CERT members are volunteers from all walks of life who spend many weekends training to help strangers in an emergency. It can be any kind of horrible situation: a fire, tornado, and yes, even an earthquake in Texas. (Haven’t you ever heard of fracking?)
Our Disaster Preparedness exercise took place at the DF-R Training Center off Dolphin Road. It was amazing to see all the different types of practice facilities they have on campus. From the looks of the charred vehicles dotting the perimeter fences, and the burned-out buildings of all shapes and sizes scattered about, our local firefighters and rescue professionals are ready for anything.
Now more CERTs are ready for action, too. More than nine different CERT groups from communities all throughout Texas got to experience a disaster simulation this past weekend.
A team of professional makeup artists turned us and our fellow volunteers into bloodied up victims of a massive earthquake. Then we were strategically placed throughout different buildings, and on different levels, hoping the CERT members would find us.
I was excited to be assigned the task of screaming at the top of my lungs for help (forgetting briefly that I had just recovered from laryngitis). My inner actress played it up big time for those poor CERT rescuers. I grabbed at their legs, I screamed for my “lost baby” and I did my Academy Award-worthy best to scare the heck out of them as a freaked-out and injured survivor.
It turns out, though, if you’re screaming your lungs out after a disaster, that means you’re alive. If rescuers can determine you’re alive, they move on to the next person who is unconscious. It makes perfect sense, now that I know that fact. They have priorities. But, as a pretend victim needing medical attention, it was a real drag being overlooked by CERT volunteers while they searched for my hidden (fake) baby.

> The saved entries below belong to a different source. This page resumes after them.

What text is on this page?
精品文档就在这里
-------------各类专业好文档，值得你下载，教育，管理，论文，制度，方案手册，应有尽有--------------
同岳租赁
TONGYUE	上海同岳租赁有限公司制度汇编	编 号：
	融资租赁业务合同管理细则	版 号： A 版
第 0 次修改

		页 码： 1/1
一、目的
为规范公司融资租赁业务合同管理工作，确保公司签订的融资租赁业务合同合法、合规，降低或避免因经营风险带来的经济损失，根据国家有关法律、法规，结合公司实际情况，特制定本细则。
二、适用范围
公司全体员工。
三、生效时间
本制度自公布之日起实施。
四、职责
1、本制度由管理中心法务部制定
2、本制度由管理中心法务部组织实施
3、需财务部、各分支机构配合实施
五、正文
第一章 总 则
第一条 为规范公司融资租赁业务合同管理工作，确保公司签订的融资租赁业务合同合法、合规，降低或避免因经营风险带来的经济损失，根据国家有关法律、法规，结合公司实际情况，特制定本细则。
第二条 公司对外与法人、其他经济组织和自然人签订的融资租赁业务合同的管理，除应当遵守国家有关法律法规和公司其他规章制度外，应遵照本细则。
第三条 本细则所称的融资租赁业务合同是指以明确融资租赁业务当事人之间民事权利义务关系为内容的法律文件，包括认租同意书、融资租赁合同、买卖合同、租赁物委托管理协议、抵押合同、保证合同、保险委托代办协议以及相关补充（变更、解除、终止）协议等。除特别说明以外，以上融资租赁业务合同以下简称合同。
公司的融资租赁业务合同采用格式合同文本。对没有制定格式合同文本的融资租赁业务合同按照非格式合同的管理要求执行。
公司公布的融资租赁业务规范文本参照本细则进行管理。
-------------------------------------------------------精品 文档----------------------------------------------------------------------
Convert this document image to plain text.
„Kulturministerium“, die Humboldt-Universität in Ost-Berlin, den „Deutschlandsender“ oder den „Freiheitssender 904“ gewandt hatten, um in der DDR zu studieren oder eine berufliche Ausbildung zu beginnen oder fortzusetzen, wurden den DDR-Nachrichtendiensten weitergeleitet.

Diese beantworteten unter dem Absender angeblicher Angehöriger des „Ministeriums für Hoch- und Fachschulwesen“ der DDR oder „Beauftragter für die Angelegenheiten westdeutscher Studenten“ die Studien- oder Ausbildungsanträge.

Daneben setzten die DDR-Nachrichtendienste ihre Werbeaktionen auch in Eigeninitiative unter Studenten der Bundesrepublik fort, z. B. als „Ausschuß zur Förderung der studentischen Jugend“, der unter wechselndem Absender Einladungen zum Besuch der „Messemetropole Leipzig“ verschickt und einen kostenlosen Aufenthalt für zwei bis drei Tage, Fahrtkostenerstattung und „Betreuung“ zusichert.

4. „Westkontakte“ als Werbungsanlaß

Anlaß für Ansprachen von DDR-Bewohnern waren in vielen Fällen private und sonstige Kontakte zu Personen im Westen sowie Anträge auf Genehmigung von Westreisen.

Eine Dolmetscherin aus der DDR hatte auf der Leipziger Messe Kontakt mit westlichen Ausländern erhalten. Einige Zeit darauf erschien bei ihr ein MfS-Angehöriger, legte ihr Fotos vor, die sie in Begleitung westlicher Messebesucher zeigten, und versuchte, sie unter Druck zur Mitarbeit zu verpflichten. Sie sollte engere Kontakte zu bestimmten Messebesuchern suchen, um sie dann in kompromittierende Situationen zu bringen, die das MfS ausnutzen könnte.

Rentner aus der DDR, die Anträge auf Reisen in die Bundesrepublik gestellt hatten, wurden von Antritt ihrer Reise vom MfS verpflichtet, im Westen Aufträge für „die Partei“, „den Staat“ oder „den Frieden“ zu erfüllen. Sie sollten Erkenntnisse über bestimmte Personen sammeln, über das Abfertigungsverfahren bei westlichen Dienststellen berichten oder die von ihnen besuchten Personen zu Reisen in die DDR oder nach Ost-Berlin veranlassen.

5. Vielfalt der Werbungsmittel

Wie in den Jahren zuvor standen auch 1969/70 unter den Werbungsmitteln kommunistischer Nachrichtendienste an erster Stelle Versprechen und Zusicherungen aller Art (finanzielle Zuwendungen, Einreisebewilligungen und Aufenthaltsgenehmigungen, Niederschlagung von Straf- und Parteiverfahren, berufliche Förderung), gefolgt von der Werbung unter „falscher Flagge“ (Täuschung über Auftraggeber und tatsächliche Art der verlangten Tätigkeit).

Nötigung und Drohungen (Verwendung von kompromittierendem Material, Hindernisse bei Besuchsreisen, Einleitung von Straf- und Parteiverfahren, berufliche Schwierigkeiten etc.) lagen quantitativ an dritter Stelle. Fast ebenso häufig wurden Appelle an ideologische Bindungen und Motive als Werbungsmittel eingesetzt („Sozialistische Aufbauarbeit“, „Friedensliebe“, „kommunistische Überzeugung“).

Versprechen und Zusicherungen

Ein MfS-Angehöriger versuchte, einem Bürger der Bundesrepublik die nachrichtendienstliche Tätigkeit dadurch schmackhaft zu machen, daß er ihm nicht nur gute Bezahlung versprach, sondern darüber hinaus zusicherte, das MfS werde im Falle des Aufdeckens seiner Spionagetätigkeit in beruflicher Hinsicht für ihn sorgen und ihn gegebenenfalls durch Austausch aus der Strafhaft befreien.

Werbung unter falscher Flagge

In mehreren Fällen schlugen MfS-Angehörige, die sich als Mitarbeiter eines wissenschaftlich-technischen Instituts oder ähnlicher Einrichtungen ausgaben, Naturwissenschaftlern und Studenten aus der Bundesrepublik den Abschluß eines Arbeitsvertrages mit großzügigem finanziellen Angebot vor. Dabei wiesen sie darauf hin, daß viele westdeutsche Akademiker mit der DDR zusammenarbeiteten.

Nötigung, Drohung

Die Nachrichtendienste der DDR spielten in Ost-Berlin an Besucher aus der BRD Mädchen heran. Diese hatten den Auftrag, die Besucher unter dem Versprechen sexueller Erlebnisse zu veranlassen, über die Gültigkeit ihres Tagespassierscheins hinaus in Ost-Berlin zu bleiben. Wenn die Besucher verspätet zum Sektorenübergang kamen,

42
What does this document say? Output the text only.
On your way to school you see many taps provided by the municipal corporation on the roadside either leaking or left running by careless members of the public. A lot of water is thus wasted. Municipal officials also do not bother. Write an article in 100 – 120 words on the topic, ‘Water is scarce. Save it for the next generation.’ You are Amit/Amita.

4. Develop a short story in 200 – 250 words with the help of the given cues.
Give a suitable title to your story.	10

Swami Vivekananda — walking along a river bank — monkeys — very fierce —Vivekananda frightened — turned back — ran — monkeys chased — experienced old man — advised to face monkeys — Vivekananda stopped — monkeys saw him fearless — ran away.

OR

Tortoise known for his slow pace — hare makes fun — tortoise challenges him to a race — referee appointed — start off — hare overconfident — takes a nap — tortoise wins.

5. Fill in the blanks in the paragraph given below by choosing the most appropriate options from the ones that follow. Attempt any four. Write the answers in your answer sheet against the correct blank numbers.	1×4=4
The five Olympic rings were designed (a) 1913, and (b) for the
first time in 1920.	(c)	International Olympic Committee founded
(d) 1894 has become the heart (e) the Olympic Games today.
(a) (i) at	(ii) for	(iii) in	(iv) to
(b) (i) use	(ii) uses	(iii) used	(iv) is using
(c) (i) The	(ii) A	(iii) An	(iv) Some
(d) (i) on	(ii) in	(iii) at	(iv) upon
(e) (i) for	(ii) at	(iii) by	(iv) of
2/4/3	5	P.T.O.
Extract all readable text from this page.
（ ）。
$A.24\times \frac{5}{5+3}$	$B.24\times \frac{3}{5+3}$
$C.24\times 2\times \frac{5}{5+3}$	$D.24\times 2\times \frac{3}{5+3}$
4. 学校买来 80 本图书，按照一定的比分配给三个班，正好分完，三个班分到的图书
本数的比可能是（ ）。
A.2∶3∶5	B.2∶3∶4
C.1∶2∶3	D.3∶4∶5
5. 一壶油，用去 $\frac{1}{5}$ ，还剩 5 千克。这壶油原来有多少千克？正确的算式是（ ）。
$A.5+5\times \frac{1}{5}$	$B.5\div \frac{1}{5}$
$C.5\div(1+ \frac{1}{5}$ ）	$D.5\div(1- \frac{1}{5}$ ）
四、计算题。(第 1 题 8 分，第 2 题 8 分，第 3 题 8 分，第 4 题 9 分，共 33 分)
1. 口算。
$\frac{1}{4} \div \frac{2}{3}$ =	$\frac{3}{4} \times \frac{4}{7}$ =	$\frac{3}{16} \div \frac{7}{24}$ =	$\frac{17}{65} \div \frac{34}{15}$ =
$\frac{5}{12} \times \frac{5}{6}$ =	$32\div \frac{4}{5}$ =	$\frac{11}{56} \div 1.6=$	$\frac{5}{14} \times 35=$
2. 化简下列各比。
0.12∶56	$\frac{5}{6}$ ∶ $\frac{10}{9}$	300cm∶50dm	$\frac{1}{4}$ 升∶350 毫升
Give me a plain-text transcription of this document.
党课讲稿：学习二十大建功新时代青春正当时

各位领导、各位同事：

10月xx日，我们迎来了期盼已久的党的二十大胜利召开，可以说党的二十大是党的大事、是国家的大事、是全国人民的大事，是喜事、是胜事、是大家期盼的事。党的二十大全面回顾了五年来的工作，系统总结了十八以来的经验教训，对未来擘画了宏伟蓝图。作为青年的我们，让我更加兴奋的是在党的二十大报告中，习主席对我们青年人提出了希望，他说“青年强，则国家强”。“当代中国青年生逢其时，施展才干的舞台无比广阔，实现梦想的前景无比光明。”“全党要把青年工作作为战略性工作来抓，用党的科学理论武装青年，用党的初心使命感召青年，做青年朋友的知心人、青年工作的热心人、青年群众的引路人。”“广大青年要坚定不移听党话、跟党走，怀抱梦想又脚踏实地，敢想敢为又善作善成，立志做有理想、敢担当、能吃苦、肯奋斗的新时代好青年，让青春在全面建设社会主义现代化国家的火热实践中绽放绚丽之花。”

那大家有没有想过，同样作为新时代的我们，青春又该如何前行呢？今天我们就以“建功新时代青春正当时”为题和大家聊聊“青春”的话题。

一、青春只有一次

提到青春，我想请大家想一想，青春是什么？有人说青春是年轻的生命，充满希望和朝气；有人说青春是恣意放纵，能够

A few of the other fake victims had worked with CERT before. One participated in a disaster preparedness exercise of a building collapse at The Majestic Theater and another worked with CERT on the simulation of a DART train that was stuck in a tunnel.
If your inner actor is looking for an outlet, I highly recommend volunteering to be a victim.
Or, if your inner hero is looking for an outlet, become an actual CERT member.